Thank you George. I don't want to buy them until I see them. I don't want you to make them unless I am definitely going to like them.  I would also want to know if the resin in opaque. If I liked them and the resin was opaque, I would take  5 - but please don't do anything on all my "ifs" (conditions).


----------



## robutacion

So, you want to know if you can see the brass tube at average pen barrel thicknesses...?

George


----------



## TonyL

robutacion said:


> So, you want to know if you can see the brass tube at average pen barrel thicknesses...?
> 
> George


Yes. I do back paint barrels and tubes, but I don't like to do it, if I don't have to.


----------



## robutacion

TonyL said:


> Yes. I do back paint barrels and tubes, but I don't like to do it, if I don't have to.


Quite honestly I don't know if this mix is opaque enough at 1mm thickness or even 2mm or so, but what I can do is to use that round leftovers sample that I have and use part of it to make the test, take some pics and post it here but my gut feeling is that you may not see the brass colour as such but I would expect that if you paint the tube or the blank, the colour you use would change the blanks final colour, if you know what I mean...! will see.

George


----------



## TonyL

robutacion said:


> Quite honestly I don't know if this mix is opaque enough at 1mm thickness or even 2mm or so, but what I can do is to use that round leftovers sample that I have and use part of it to make the test, take some pics and post it here but my gut feeling is that you may not see the brass colour as such but I would expect that if you paint the tube or the blank, the colour you use would change the blanks final colour, if you know what I mean...! will see.
> 
> George


I know what you mean....I wouldn't go crazy. It probably isn't the right material for me.
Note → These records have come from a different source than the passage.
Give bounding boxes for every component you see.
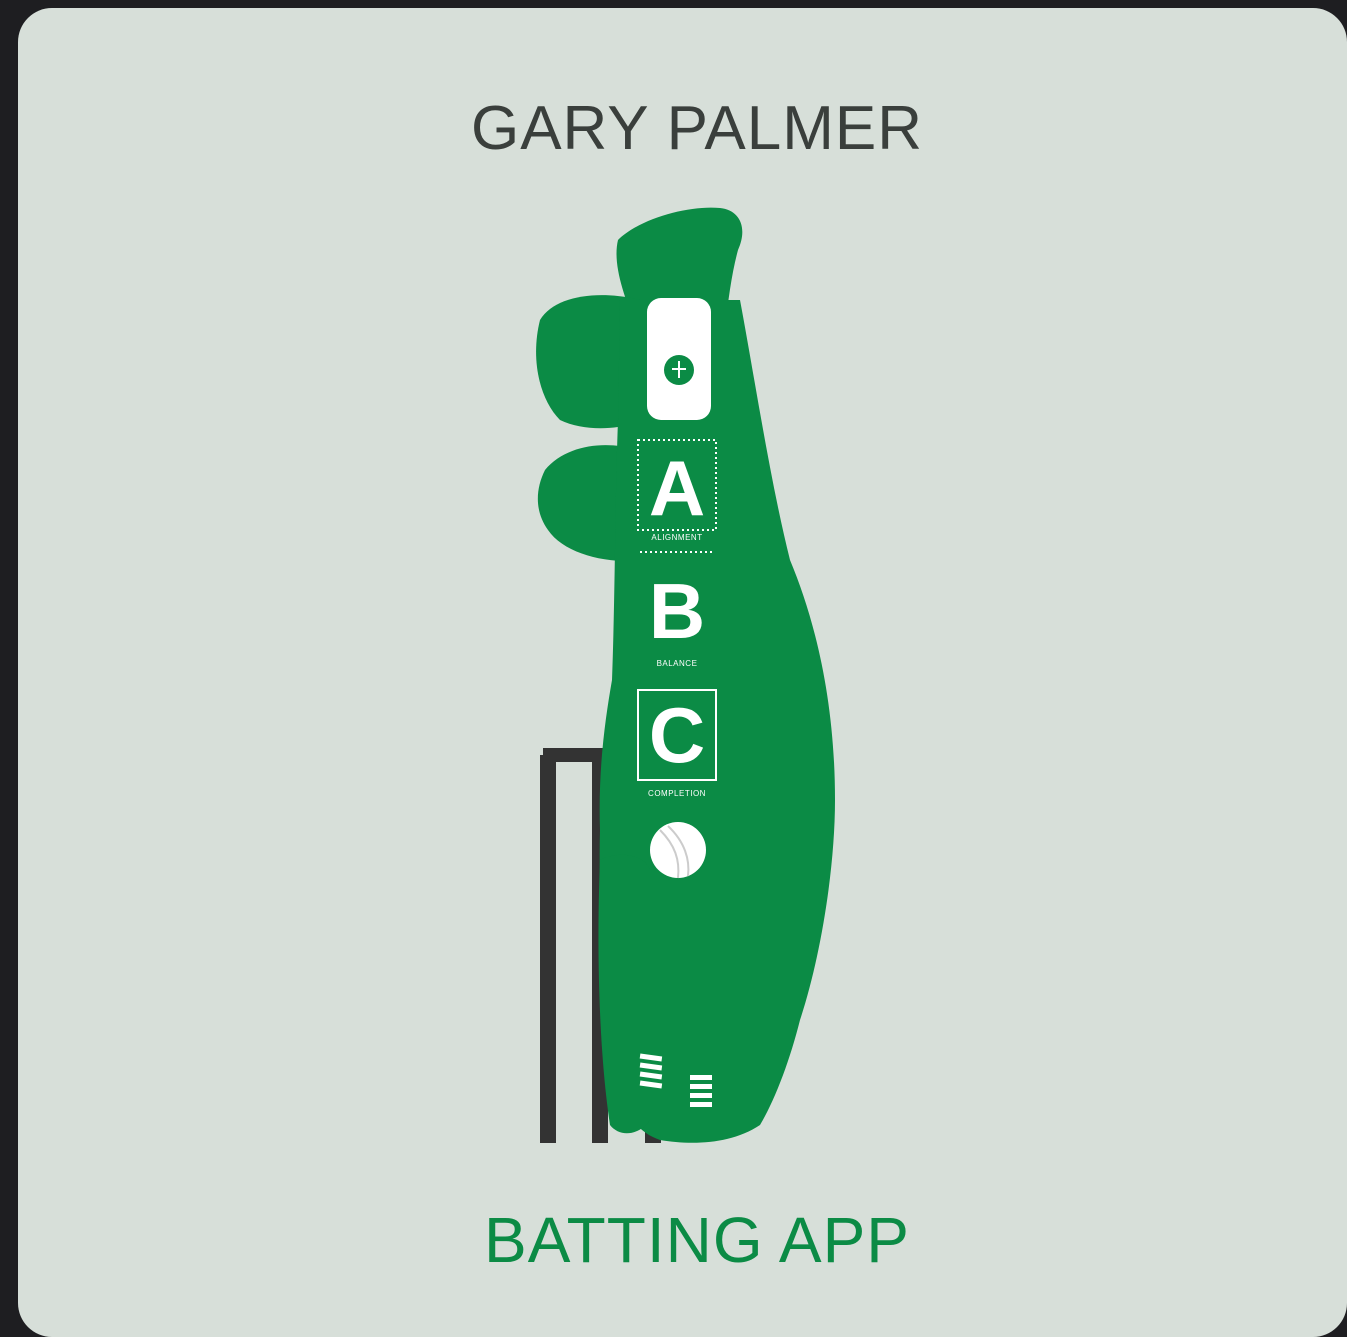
batting-logo-artwork: A ALIGNMENT B BALANCE C COMPLETION	[536, 207, 835, 1143]
cricket-ball-icon	[650, 822, 706, 879]
letter-c: C	[649, 691, 705, 779]
letter-b-box: B BALANCE	[649, 567, 705, 668]
bat-icon	[647, 298, 711, 420]
letter-b: B	[649, 567, 705, 655]
caption-completion: COMPLETION	[648, 789, 706, 798]
letter-a-box: A ALIGNMENT	[637, 439, 717, 542]
caption-balance: BALANCE	[657, 659, 698, 668]
letter-a: A	[649, 444, 705, 532]
caption-alignment: ALIGNMENT	[651, 533, 702, 542]
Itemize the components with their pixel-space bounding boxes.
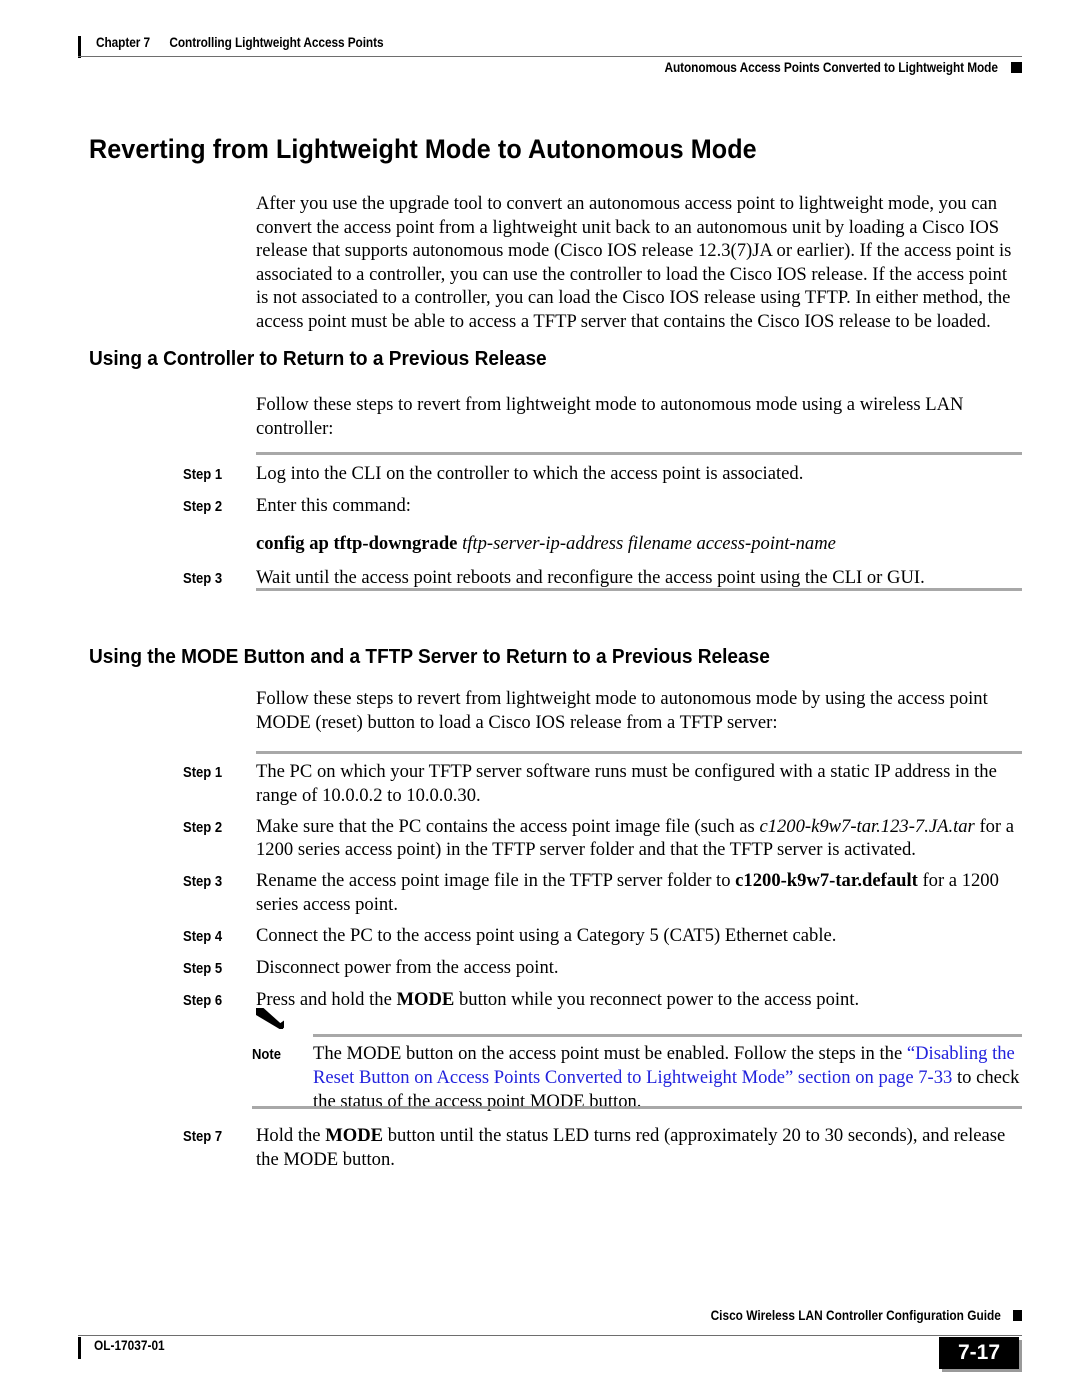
step-item: Step 2 Enter this command: config ap tft…	[183, 494, 1022, 556]
step-text-segment: Rename the access point image file in th…	[256, 870, 736, 892]
steps-list-controller: Step 1 Log into the CLI on the controlle…	[183, 462, 1022, 598]
step-item: Step 3 Wait until the access point reboo…	[183, 566, 1022, 591]
step-text-filename-italic: c1200-k9w7-tar.123-7.JA.tar	[759, 815, 975, 837]
header-chapter-title: Controlling Lightweight Access Points	[169, 35, 384, 50]
note-divider-top	[313, 1034, 1022, 1037]
header-section-block: Autonomous Access Points Converted to Li…	[619, 60, 1022, 75]
header-section-title: Autonomous Access Points Converted to Li…	[664, 60, 998, 75]
step-text-segment: Make sure that the PC contains the acces…	[256, 815, 760, 837]
step-label: Step 6	[183, 992, 223, 1009]
intro-paragraph: After you use the upgrade tool to conver…	[256, 193, 1012, 332]
step-label: Step 4	[183, 928, 223, 945]
footer-document-id: OL-17037-01	[94, 1338, 165, 1353]
document-page: Chapter 7 Controlling Lightweight Access …	[0, 0, 1080, 1397]
footer-guide-block: Cisco Wireless LAN Controller Configurat…	[671, 1308, 1022, 1323]
section-intro-mode-button: Follow these steps to revert from lightw…	[256, 688, 988, 733]
step-text: Enter this command: config ap tftp-downg…	[256, 494, 1022, 556]
note-text-segment: The MODE button on the access point must…	[313, 1043, 907, 1064]
cli-command-arguments: tftp-server-ip-address filename access-p…	[462, 532, 836, 554]
footer-tick-mark	[78, 1337, 81, 1359]
step-label: Step 3	[183, 570, 223, 587]
footer-divider	[78, 1335, 1022, 1336]
header-divider	[78, 56, 1022, 57]
step-text-segment: Hold the	[256, 1125, 326, 1146]
page-footer: Cisco Wireless LAN Controller Configurat…	[78, 1308, 1022, 1372]
section-intro-controller: Follow these steps to revert from lightw…	[256, 394, 964, 439]
step-text: Rename the access point image file in th…	[256, 869, 1022, 917]
step-item: Step 3 Rename the access point image fil…	[183, 869, 1022, 917]
step-label: Step 5	[183, 960, 223, 977]
step-text-line: Enter this command:	[256, 495, 411, 516]
cli-command-keyword: config ap tftp-downgrade	[256, 532, 458, 554]
steps-rule-bottom-1	[256, 588, 1022, 591]
steps-list-mode-button: Step 1 The PC on which your TFTP server …	[183, 760, 1022, 1020]
steps-list-after-note: Step 7 Hold the MODE button until the st…	[183, 1124, 1022, 1179]
step-text: The PC on which your TFTP server softwar…	[256, 761, 997, 806]
steps-rule-top-1	[256, 452, 1022, 455]
header-tick-mark	[78, 36, 81, 58]
steps-rule-top-2	[256, 751, 1022, 754]
step-item: Step 4 Connect the PC to the access poin…	[183, 924, 1022, 949]
step-text: Press and hold the MODE button while you…	[256, 988, 1022, 1012]
step-text-mode-bold: MODE	[325, 1125, 384, 1146]
section-heading-mode-button: Using the MODE Button and a TFTP Server …	[89, 645, 770, 668]
step-label: Step 3	[183, 874, 223, 891]
section-heading-controller: Using a Controller to Return to a Previo…	[89, 347, 547, 370]
cli-command: config ap tftp-downgrade tftp-server-ip-…	[256, 532, 1022, 556]
note-label: Note	[252, 1047, 282, 1063]
step-label: Step 1	[183, 765, 223, 781]
step-text: Connect the PC to the access point using…	[256, 924, 837, 946]
footer-square-marker-icon	[1013, 1310, 1022, 1321]
footer-guide-title: Cisco Wireless LAN Controller Configurat…	[710, 1308, 1001, 1323]
note-divider-bottom	[252, 1106, 1022, 1109]
pencil-icon	[256, 1008, 284, 1029]
step-item: Step 2 Make sure that the PC contains th…	[183, 815, 1022, 863]
step-item: Step 5 Disconnect power from the access …	[183, 956, 1022, 981]
step-label: Step 2	[183, 819, 223, 836]
note-text: The MODE button on the access point must…	[313, 1042, 1022, 1113]
header-chapter-line: Chapter 7 Controlling Lightweight Access …	[96, 35, 384, 50]
step-item: Step 7 Hold the MODE button until the st…	[183, 1124, 1022, 1172]
step-text-segment: button while you reconnect power to the …	[454, 988, 860, 1010]
header-chapter-number: Chapter 7	[96, 35, 151, 50]
step-text: Log into the CLI on the controller to wh…	[256, 463, 804, 484]
page-header: Chapter 7 Controlling Lightweight Access …	[78, 32, 1022, 84]
step-label: Step 2	[183, 499, 223, 515]
step-item: Step 1 The PC on which your TFTP server …	[183, 760, 1022, 808]
note-content-row: Note The MODE button on the access point…	[252, 1042, 1022, 1113]
step-text-filename-bold: c1200-k9w7-tar.default	[735, 870, 918, 892]
header-square-marker-icon	[1011, 62, 1022, 73]
page-title: Reverting from Lightweight Mode to Auton…	[89, 134, 757, 164]
step-label: Step 7	[183, 1129, 223, 1145]
step-text: Disconnect power from the access point.	[256, 956, 559, 978]
step-item: Step 6 Press and hold the MODE button wh…	[183, 988, 1022, 1013]
step-text-mode-bold: MODE	[396, 988, 455, 1010]
step-label: Step 1	[183, 467, 223, 483]
step-text: Hold the MODE button until the status LE…	[256, 1124, 1022, 1172]
step-text: Make sure that the PC contains the acces…	[256, 815, 1022, 863]
page-number-badge: 7-17	[939, 1337, 1019, 1369]
step-text: Wait until the access point reboots and …	[256, 566, 925, 588]
step-item: Step 1 Log into the CLI on the controlle…	[183, 462, 1022, 487]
Thank you for being willing to give it a try.


----------



## robutacion

Tony,

I have done exactly what I said I was going to do, the round flat sample endup only being 10mm thick so I cut a small slice to make it sure not long enough to cover the full tube but was enough for this test

I didn't take much attention on drilling the 10mm square piece of acrylic on my drill press so the whole was not totally centred but again, that didn't stop me from continuing on. 

What you see is the barrel/acrylic surface out of my lathe no sanding, I never had that much material to work with so I got it almost all round, some spots the tool barely touched the resin, I could take a little more (less than 1mm) but then it would be too thin for sure.

In the pics, you see the thickness left in that barrel and the overall barrel diameter, I decided to try colouring (marker) a portion of the tube and compare it against the tube brass colour and see what different "shades" I would get and the results are as predicted and mentioned on my previous post.

As for the glow strength well, considering that the tube is hollow what is left did still produce some good glow but it didn't last long, obviously.

I wonder if you would get better results by painting the tube with the base and paint they have and shown in their video and then cast it in clear resin, I'm sure the results would very different and from what I saw from the glow strength during the day on the paper they painted a few strips I wouldn't be surprised if the results would be surprisingly good but I don't have those materials nor I want to get into that but as an idea, maybe some of you want to try it out.

Cheers
George


----------



## TonyL

robutacion said:


> Tony,
> 
> I have done exactly what I said I was going to do, the round flat sample endup only being 10mm thick so I cut a small slice to make it sure not long enough to cover the full tube but was enough for this test
> 
> I didn't take much attention on drilling the 10mm square piece of acrylic on my drill press so the whole was not totally centred but again, that didn't stop me from continuing on.
> 
> What you see is the barrel/acrylic surface out of my lathe no sanding, I never had that much material to work with so I got it almost all round, some spots the tool barely touched the resin, I could take a little more (less than 1mm) but then it would be too thin for sure.
> 
> In the pics, you see the thickness left in that barrel and the overall barrel diameter, I decided to try colouring (marker) a portion of the tube and compare it against the tube brass colour and see what different "shades" I would get and the results are as predicted and mentioned on my previous post.
> 
> As for the glow strength well, considering that the tube is hollow what is left did still produce some good glow but it didn't last long, obviously.
> 
> I wonder if you would get better results by painting the tube with the base and paint they have and shown in their video and then cast it in clear resin, I'm sure the results would very different and from what I saw from the glow strength during the day on the paper they painted a few strips I wouldn't be surprised if the results would be surprisingly good but I don't have those materials nor I want to get into that but as an idea, maybe some of you want to try it out.
> 
> Cheers
> George


That looks pretty darn good!


----------



## robutacion

TonyL said:


> That looks pretty darn good!


I forgot to say that the glow shot still had the brass tube inside, I had it next to a strong light for 20 seconds or so.

I've done it for my own curiosity and bo be able to have some answers for you and probably many others that are following this issue, I'm in no hurry to make glow blanks unless a specific order is made so, I hope this will help someone.

Cheers
George


----------